AI coding assistants are rapidly becoming integral to modern software development. A key challenge in this space is the continual need to migrate and modernize codebases in response to evolving software ecosystems. Traditionally, such migrations have relied on rule-based systems and human intervention. With the advent of powerful large language models (LLMs), AI-driven agentic frameworks offer a promising alternative-but their effectiveness has not been systematically evaluated. In this paper, we introduce FreshBrew, a novel benchmark for evaluating AI agents on project-level Java migrations, with a specific focus on measuring an agent's ability to preserve program semantics and avoid reward hacking, which we argue requires projects with high test coverage for a rigorous and reliable evaluation. We benchmark several state-of-the-art LLMs, and compare their performance against established rule-based tools.
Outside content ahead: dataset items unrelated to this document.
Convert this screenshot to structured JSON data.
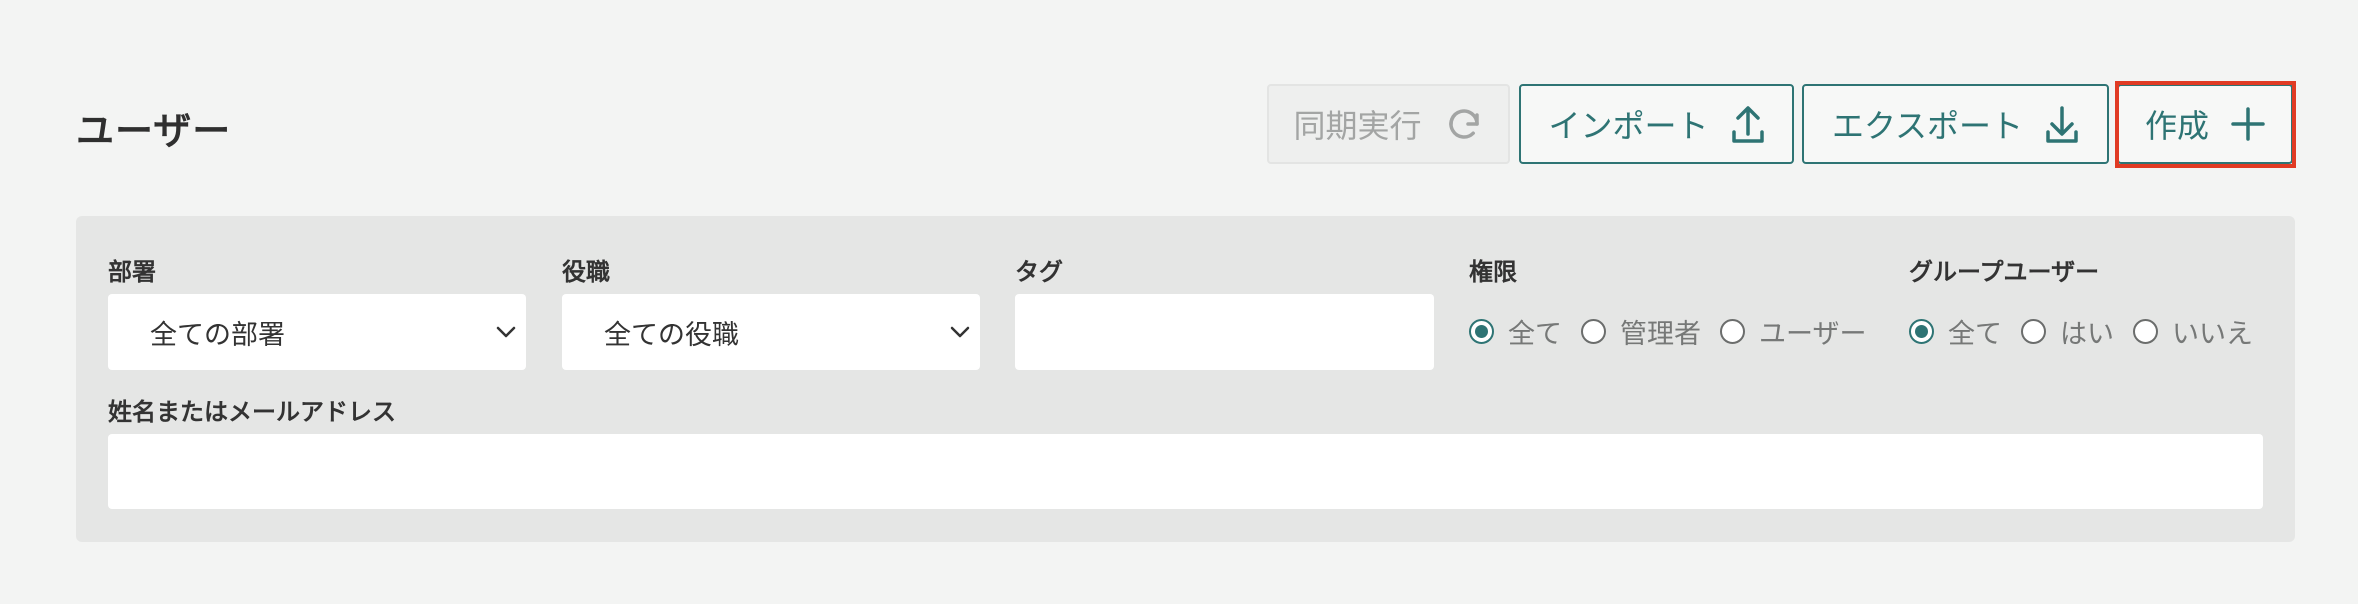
{
  "header": {
    "title": "ユーザー",
    "buttons": {
      "sync": "同期実行",
      "import": "インポート",
      "export": "エクスポート",
      "create": "作成"
    }
  },
  "filters": {
    "department": {
      "label": "部署",
      "value": "全ての部署"
    },
    "position": {
      "label": "役職",
      "value": "全ての役職"
    },
    "tag": {
      "label": "タグ",
      "value": ""
    },
    "permission": {
      "label": "権限",
      "options": [
        "全て",
        "管理者",
        "ユーザー"
      ],
      "selected": "全て"
    },
    "group_user": {
      "label": "グループユーザー",
      "options": [
        "全て",
        "はい",
        "いいえ"
      ],
      "selected": "全て"
    },
    "name_email": {
      "label": "姓名またはメールアドレス",
      "value": ""
    }
  },
  "colors": {
    "accent": "#2e7474",
    "highlight": "#e03b24",
    "panel": "#e5e6e5",
    "background": "#f3f4f3"
  },
  "icons": [
    "sync-icon",
    "upload-icon",
    "download-icon",
    "plus-icon",
    "chevron-down-icon"
  ]
}
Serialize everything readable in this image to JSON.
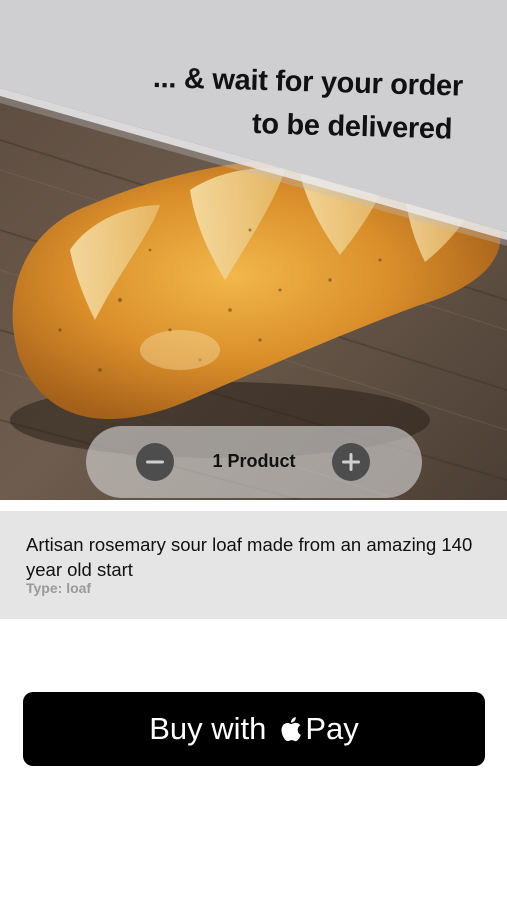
{
  "banner": {
    "line1": "... & wait for your order",
    "line2": "to be delivered"
  },
  "product": {
    "quantity_label": "1 Product",
    "description": "Artisan rosemary sour loaf made from an amazing 140 year old start",
    "type_line": "Type: loaf"
  },
  "checkout": {
    "buy_label": "Buy with",
    "pay_label": "Pay"
  },
  "colors": {
    "banner_bg": "#cfcfd1",
    "info_bg": "#e5e5e5",
    "button_bg": "#000000",
    "stepper_button": "#4d4d4d"
  },
  "icons": [
    "minus-icon",
    "plus-icon",
    "apple-logo-icon"
  ]
}
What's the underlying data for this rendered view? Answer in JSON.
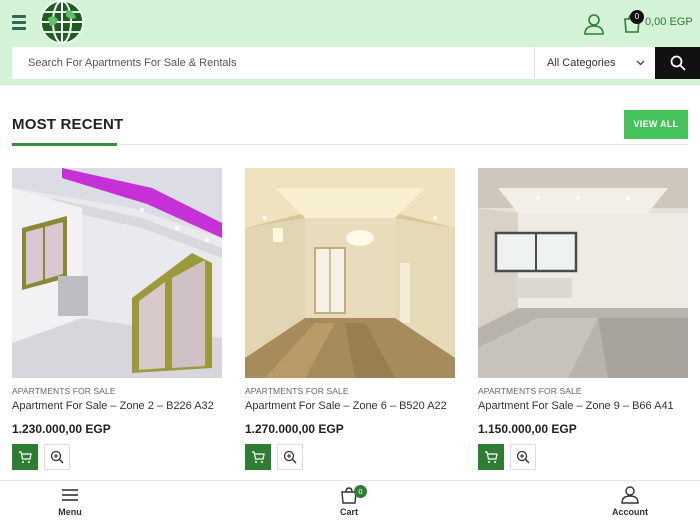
{
  "header": {
    "cart_count": "0",
    "cart_total": "0,00 EGP"
  },
  "search": {
    "placeholder": "Search For Apartments For Sale & Rentals",
    "category": "All Categories"
  },
  "section": {
    "title": "MOST RECENT",
    "view_all": "VIEW ALL"
  },
  "products": [
    {
      "category": "APARTMENTS FOR SALE",
      "name": "Apartment For Sale – Zone 2 – B226 A32",
      "price": "1.230.000,00 EGP"
    },
    {
      "category": "APARTMENTS FOR SALE",
      "name": "Apartment For Sale – Zone 6 – B520 A22",
      "price": "1.270.000,00 EGP"
    },
    {
      "category": "APARTMENTS FOR SALE",
      "name": "Apartment For Sale – Zone 9 – B66 A41",
      "price": "1.150.000,00 EGP"
    }
  ],
  "bottom_nav": {
    "menu": "Menu",
    "cart": "Cart",
    "cart_count": "0",
    "account": "Account"
  },
  "colors": {
    "header_bg": "#d3f2d6",
    "accent_green": "#2e7d32",
    "view_all_bg": "#45c25a"
  }
}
Our evaluation of AI agents on this benchmark of 228 repositories shows that the top-performing model, Gemini 2.5 Flash, can successfully migrate 52.3 percent of projects to JDK 17. Our empirical analysis reveals novel insights into the critical strengths and limitations of current agentic approaches, offering actionable insights into their real-world applicability. Our empirical study reveals failure modes of current AI agents in realistic Java modernization tasks, providing a foundation for evaluating trustworthy code-migration systems. By releasing FreshBrew, we aim to facilitate rigorous, reproducible evaluation and catalyze progress in AI-driven codebase modernization.

Paper Structure

This paper contains 25 sections, 12 figures, 1 table.

Figures (12)

  • Figure 1: Overview of the FreshBrew benchmark for automated Java migration. (left) The dataset pipeline curates real-world repositories that build on JDK 8 but fail on JDK 17. (center) A generic migration agent performs the upgrade task. (right) Our evaluation protocol measures success through three sequential gates: (i) successful compilation, (ii) passing all original tests, and (iii) preservation of test coverage within 5 pp of the baseline. These gates ensure that only semantically correct migrations are counted as successes and effectively guard against reward hacking.
  • Figure 2: Automated dataset‐construction pipeline used in this study.
  • Figure 3: Overview of repository statistics in the FreshBrew dataset.
  • Figure 4: Distribution of key statistics for repositories in the dataset. The y-axis for metrics with wide ranges (e.g., Lines of Code) is logarithmic to visualize the heavily skewed data. Each plot shows the median (orange line), interquartile range (box), and outliers (dots).
  • Figure 5: Density plot of coverage drops for migrations classified as Legitimate Refactoring versus Reward Hacking. The clear separation between the two distributions supports the 5% threshold as a conservative boundary for identifying reward hacking.